Regardless of the low likelihood of getting an offer rescinded, we know that this is a very common fear – and one that often holds candidates back from negotiating! To help mitigate the risk (and increase your confidence while negotiating) - follow these dos and don’ts to lower the probability of your offer getting rescinded:
- Do keep it professional - avoid getting into politics or making jokes that may be poorly received and make your hiring manager think you might be a liability to the company
- Do give justification and reasoning behind your ask for increased compensation – this could be based on your market value, another opportunity you have, specific expertise you bring to the table, or the strong relationship you’ve built with your hiring manager
- Do your first compensation ask over a phone call - in most cases we see a higher rate of success and understanding when the first ask is done over a call versus an email
- Do demonstrate to your hiring manager that you’re a solid candidate who would be a strong hire by creating and collaborating on an impact roadmap (outlining your 30 day, 60 day, and 90 day goals for getting started in your new role and your understanding of the priorities for this position)
- Do your best to understand the necessity of the role on this team - How critical is it? How long has the role been open for?
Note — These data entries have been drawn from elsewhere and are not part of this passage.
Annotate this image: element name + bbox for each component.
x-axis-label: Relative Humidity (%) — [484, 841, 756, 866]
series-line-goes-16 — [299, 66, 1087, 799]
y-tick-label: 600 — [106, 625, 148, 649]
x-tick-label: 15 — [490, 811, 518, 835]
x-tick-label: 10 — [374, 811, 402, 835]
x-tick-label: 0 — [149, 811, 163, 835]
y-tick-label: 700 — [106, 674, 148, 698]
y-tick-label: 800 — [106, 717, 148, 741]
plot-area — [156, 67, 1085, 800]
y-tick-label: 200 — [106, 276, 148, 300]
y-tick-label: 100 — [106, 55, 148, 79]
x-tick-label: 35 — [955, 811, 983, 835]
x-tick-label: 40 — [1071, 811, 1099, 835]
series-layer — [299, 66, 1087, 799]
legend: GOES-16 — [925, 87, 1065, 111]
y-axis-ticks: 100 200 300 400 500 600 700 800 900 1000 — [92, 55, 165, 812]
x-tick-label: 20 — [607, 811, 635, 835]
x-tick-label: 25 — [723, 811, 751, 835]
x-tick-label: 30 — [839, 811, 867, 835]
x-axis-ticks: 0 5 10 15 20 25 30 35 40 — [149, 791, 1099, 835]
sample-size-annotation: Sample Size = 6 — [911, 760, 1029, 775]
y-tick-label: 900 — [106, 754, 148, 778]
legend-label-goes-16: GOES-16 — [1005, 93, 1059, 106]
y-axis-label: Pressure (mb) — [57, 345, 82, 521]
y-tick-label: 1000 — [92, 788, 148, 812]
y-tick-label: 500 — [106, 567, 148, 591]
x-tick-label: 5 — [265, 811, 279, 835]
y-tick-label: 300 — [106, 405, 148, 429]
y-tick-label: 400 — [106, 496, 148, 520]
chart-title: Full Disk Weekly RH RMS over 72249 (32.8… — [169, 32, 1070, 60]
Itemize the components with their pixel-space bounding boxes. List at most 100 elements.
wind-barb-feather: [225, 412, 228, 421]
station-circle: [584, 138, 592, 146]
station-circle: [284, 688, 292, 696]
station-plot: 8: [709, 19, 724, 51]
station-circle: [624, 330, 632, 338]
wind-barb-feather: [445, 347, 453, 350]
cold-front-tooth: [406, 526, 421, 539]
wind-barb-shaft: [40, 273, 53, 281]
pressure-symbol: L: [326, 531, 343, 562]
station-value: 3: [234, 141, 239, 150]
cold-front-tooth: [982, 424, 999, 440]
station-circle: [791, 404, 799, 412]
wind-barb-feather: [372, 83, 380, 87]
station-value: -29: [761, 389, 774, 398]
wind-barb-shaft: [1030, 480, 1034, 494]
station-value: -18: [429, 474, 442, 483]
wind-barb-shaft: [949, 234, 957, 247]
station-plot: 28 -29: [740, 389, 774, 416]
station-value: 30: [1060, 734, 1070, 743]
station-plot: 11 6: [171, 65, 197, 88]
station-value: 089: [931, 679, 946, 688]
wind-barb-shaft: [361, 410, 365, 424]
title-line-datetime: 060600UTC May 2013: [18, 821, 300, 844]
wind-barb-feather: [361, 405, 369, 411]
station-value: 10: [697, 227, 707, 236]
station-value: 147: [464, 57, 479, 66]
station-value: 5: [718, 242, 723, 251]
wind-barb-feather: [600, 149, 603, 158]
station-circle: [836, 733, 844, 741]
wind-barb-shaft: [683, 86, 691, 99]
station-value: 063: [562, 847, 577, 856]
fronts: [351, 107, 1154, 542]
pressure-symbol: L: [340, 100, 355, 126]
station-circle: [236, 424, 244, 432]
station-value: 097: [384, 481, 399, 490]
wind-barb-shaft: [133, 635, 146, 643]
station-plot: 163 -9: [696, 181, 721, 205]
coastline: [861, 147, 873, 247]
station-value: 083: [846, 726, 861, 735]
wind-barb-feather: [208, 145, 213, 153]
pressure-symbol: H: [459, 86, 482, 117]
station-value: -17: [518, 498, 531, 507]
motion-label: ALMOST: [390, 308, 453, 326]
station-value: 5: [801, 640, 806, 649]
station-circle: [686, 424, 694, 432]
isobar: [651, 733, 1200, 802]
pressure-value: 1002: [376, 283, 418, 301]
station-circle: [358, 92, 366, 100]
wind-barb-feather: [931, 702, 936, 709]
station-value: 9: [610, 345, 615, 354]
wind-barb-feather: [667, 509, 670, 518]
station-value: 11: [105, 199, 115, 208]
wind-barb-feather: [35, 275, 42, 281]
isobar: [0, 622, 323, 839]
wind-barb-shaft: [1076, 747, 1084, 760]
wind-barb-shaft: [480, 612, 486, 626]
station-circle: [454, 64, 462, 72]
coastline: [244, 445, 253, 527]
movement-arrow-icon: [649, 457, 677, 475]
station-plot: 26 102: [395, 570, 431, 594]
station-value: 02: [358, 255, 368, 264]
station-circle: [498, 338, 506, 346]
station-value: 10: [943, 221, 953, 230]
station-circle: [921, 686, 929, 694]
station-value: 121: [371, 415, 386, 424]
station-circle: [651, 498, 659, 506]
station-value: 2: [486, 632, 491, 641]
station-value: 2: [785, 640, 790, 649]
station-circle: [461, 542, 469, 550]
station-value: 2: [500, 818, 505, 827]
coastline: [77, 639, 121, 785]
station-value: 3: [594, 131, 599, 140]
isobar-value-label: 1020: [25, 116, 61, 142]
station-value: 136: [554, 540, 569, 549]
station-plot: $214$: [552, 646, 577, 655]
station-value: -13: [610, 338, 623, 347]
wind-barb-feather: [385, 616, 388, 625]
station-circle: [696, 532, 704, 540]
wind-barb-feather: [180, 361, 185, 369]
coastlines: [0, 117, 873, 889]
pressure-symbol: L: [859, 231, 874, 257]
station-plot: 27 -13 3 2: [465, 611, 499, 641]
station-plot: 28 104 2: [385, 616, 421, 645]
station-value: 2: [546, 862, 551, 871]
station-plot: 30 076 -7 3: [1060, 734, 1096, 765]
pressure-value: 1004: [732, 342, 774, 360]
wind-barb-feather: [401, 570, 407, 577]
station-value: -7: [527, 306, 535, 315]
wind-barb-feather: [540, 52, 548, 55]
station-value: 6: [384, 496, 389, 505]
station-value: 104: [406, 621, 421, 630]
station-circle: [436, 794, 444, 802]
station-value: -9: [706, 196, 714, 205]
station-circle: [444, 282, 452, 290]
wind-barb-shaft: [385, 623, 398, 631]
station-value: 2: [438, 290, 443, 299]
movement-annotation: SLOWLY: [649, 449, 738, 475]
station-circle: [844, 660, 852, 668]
This can help you determine the likelihood of the headcount being lost – and also the leverage you may have in negotiating
DoorDash Specific Negotiation Advice
There are a few important nuances to note when negotiating with DoorDash. I'll list some of these below to ensure you are ready for your upcoming negotiation.
Reticent to disclose initial offer
DoorDash has been unwilling to disclose the initial offer for several candidates we have worked with. They often try to gauge your compensation expectations and base their offer on that. This makes negotiations trickier, as it is critical you avoid accidentally anchoring low in your initial expectations call. Make sure you have a deep understanding of compensation bands for your target level and, when possible, deflect giving your compensation expectations.
We have seen DoorDash give offers with very short acceptance times. In the cases where this happens, we have been able to secure extensions using our standard playbook (start with the recruiter, then go to the hiring manager; provide open-ended excuses, then progress to specific reasons). Sometimes recruiters will ask for verbal confirmation by the end of the week that you will accept the offer if they secure your requested increase. If you are happy with your counter offer, it's OK to agree to this.
Don't need offers in writing
Unlike Google, DoorDash does not usually require you to provide cross offers in writing. This can be useful because many companies avoid putting their offers in writing, which makes it hard to use them as leverage in other negotiations.
Not always willing to match cross offers
To some extent this depends on what score (1-5) you received during interviews, but we've seen a few situations where DoorDash was unwilling to match higher competing offers. There are still some options in these situation (e.g. looping in hiring manager, pushing for up-level, etc.), so definitely don't give up hope if this happens early in the negotiation.
Recruiters tend to be pushy
Although recruiters are friendly and the process is smooth most of the time, they often tend to push back on compensation negotiation. In some cases they seem more upset about these requests relative to FAANG recruiters. Continue to be polite but stand firm in your request, it is totally normal to negotiate and no hiring manager will hold that against you.